If the administrators had been sure that the guard had talked — if they even had a clue that ALL the guards, and the warden too, had talked — they would have all been punished severely, and quite likely put into harm’s way.
And so the reason that journalists must protect their sources is that the sources are often honest public servants who simply want the truth out. We call them whistle-blowers. Protecting their identity and allowing them to tell their story gives them a chance to reach the court of public opinion. If there is injustice or corruption, people on the inside need a way to tell the world. In that sense journalism serves as a social safety valve, an information feedback mechanism, and a vital functioning part of our Constitutional system.
Some might argue that journalists should protect every source every time, but I can’t agree with that. There might be situations involving national security or murder where a citizen’s duty might well outweigh the social utility of shielding sources. Off the job, if a journalist witnessed a crime, I hope they would do what any decent person would.
But journalists in their day to day work cannot become tools of political witch hunts and vengeful administrators.
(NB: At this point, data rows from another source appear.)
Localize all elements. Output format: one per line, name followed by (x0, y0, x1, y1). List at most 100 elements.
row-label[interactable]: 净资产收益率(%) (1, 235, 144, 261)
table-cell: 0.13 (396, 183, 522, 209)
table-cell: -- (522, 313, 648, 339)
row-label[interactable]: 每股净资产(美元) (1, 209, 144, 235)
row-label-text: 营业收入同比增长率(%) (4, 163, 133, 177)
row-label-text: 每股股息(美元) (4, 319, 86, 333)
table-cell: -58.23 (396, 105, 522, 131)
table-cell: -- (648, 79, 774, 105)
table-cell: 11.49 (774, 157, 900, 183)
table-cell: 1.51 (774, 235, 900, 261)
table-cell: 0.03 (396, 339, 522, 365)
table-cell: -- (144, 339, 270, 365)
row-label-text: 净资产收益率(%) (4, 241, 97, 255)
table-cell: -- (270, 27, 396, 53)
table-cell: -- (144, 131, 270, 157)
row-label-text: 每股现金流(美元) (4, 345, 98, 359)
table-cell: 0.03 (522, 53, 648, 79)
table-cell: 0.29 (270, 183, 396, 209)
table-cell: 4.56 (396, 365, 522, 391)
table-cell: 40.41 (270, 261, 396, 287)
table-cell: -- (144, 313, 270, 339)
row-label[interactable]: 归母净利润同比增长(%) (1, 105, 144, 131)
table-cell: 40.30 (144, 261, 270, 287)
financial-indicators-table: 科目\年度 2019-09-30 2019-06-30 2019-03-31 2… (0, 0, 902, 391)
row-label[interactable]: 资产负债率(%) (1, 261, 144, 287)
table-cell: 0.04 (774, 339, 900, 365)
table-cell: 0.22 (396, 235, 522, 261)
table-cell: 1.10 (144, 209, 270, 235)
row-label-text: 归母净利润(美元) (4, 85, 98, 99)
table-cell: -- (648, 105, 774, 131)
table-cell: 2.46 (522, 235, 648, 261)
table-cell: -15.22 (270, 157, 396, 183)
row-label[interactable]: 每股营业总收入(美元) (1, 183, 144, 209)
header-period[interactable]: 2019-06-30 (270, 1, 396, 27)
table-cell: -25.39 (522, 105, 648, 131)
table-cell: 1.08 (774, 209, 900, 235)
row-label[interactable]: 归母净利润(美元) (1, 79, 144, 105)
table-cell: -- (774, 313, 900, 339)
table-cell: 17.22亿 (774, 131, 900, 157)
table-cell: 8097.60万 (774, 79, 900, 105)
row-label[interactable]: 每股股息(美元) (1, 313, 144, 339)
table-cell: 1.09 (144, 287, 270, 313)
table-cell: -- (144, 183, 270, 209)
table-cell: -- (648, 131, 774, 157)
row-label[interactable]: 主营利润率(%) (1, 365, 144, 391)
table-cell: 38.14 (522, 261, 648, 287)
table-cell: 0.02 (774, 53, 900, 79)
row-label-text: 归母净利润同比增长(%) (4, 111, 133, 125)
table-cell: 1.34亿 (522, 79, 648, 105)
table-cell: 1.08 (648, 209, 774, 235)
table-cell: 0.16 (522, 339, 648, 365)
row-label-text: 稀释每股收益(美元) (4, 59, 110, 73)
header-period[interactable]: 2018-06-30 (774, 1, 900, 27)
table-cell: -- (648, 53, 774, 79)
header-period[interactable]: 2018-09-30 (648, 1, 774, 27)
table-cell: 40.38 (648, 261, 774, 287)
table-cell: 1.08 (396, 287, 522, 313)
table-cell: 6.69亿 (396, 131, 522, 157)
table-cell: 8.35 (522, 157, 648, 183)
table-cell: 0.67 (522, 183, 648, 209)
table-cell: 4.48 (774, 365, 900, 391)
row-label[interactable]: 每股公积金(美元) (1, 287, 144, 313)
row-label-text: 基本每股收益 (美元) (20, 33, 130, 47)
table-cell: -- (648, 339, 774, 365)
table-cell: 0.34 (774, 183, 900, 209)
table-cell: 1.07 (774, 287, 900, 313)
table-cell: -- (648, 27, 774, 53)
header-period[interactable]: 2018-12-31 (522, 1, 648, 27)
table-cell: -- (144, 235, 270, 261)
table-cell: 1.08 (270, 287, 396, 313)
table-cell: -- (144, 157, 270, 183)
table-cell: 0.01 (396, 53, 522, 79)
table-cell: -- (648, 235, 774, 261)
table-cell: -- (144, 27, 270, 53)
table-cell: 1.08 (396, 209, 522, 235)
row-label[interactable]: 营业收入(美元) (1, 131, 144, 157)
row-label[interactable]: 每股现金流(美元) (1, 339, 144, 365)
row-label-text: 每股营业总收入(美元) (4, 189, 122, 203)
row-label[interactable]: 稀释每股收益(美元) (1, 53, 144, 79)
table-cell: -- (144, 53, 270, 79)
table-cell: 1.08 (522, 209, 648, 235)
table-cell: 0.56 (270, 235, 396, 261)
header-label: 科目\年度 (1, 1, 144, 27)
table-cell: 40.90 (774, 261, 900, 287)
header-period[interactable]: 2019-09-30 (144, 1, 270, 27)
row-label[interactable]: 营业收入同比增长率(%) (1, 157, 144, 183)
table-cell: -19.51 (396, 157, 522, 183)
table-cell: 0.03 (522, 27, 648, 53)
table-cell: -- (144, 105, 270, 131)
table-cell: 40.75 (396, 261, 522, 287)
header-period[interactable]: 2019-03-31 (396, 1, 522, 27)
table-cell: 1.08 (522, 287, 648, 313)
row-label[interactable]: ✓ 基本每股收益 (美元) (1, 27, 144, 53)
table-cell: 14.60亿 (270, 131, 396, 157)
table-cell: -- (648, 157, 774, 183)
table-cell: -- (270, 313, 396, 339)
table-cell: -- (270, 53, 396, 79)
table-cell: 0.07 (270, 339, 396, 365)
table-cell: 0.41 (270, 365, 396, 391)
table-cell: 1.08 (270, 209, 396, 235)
We cant snitch on demand and then expect the next whistle-blower to trust us. This is what kept journalists out of courtrooms and grand jury hearings in several 1970s cases, and that is what keeps Judith Miller from testifying in the Plame case today.
We may well need laws to protect journalists from zealous prosecutors simply out to punish the messenger. But come what may, journalists will continue to protect sources. — from jail cells, if necessary.